Arrival instructions, the way to the changing room, a staff contact, the session schedule, the access rules, a bib if he needed one. No tour, no speech, nobody behaving as though he was already one of them. The professional flatness of it landed harder than rudeness would have. Rudeness at least meant they had noticed him.

The staff member ran through the boundary plainly.

Jamie would train with the U18 group for the week. Alan and Garcia could stay in the approved viewing area for the open sessions, but they could not go near the player spaces or speak to Jamie while he was training. Rafi was not on the list and would not have been allowed in even if he had come.

"That’s fine," Garcia said, and meant it.

Arguing would only have made him look small, and Alan was watching him handle it. He saw Garcia accept a place he had no power over without trying to invent importance he did not have.

"You got everything?" Alan asked his son.

"Yeah."

Garcia kept it short. "Northgate got you seen. This is different."

"Different how?"

"Here they already have players. You’re not trying to get noticed in an empty space. You’re trying to prove you can live in theirs."

Jamie nodded, and the words went in with him as he walked through.

He felt the difference the moment he was inside the changing room.

The boys were not cruel, not at first. Most of them were simply indifferent. They talked around him rather than to him. A couple glanced at the trialist number and went back to their phones.
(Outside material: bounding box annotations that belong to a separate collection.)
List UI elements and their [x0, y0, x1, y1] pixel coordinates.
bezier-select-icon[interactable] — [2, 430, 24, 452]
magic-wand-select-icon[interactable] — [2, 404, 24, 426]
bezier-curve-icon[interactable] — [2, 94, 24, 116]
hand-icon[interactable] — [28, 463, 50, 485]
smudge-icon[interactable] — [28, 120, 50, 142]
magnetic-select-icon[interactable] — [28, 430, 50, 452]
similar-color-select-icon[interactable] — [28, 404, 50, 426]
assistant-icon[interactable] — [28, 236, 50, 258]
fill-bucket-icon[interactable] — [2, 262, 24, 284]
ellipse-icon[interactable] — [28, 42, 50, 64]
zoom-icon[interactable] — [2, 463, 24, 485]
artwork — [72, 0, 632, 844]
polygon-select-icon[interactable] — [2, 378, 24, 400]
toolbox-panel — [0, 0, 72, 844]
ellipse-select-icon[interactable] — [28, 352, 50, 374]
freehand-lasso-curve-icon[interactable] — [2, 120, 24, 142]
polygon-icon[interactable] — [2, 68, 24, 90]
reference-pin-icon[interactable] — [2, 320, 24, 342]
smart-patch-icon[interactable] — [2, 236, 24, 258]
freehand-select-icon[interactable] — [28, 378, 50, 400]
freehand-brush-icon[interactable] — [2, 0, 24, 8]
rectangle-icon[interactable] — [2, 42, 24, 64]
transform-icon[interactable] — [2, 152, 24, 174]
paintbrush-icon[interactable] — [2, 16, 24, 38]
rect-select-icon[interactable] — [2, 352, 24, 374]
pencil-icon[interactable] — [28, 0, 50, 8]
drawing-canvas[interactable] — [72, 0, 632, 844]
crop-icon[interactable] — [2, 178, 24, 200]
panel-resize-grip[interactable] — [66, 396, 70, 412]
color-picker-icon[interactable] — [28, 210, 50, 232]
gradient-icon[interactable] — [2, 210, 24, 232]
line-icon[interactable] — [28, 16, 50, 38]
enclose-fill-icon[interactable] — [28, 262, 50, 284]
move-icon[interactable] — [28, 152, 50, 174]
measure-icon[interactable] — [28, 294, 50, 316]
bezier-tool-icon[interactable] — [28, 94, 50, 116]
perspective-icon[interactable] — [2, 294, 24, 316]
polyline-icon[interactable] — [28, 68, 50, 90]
One asked if he was the Northgate right-back, and when Jamie said yes, the boy gave a small nod that was neither friendly nor unfriendly. Just measuring.

The edge came from two of them.

The first was a winger called Liam Kershaw, and Jamie did not know yet why the look on his face had something underneath it. The second was a quiet defender, Mason Vale, who said almost nothing and watched Jamie like the trialist number on his back was an insult someone had handed him personally.

"You’re the Northgate lad, yeah?" Liam said.

"Yeah."

"Thought so."

"What’s that meant to mean?"

Liam shrugged. "Nothing. Just thought so."

It was not a speech. It was the kind of small line that told a trialist he had walked into a room with history he did not understand.

He picked up the name Ethan while they were changing.

It came sideways, not as an explanation. Mason muttered that Ethan had been better on the ball than half the people they kept bringing in, and Liam told him to leave it, but he said it loud enough for Jamie to catch.

Jamie understood the shape of it without the full story.

Somebody used to stand where he was trying to stand now. A right-back. That player was gone, released, and a trialist with a borrowed number had walked in to take his place.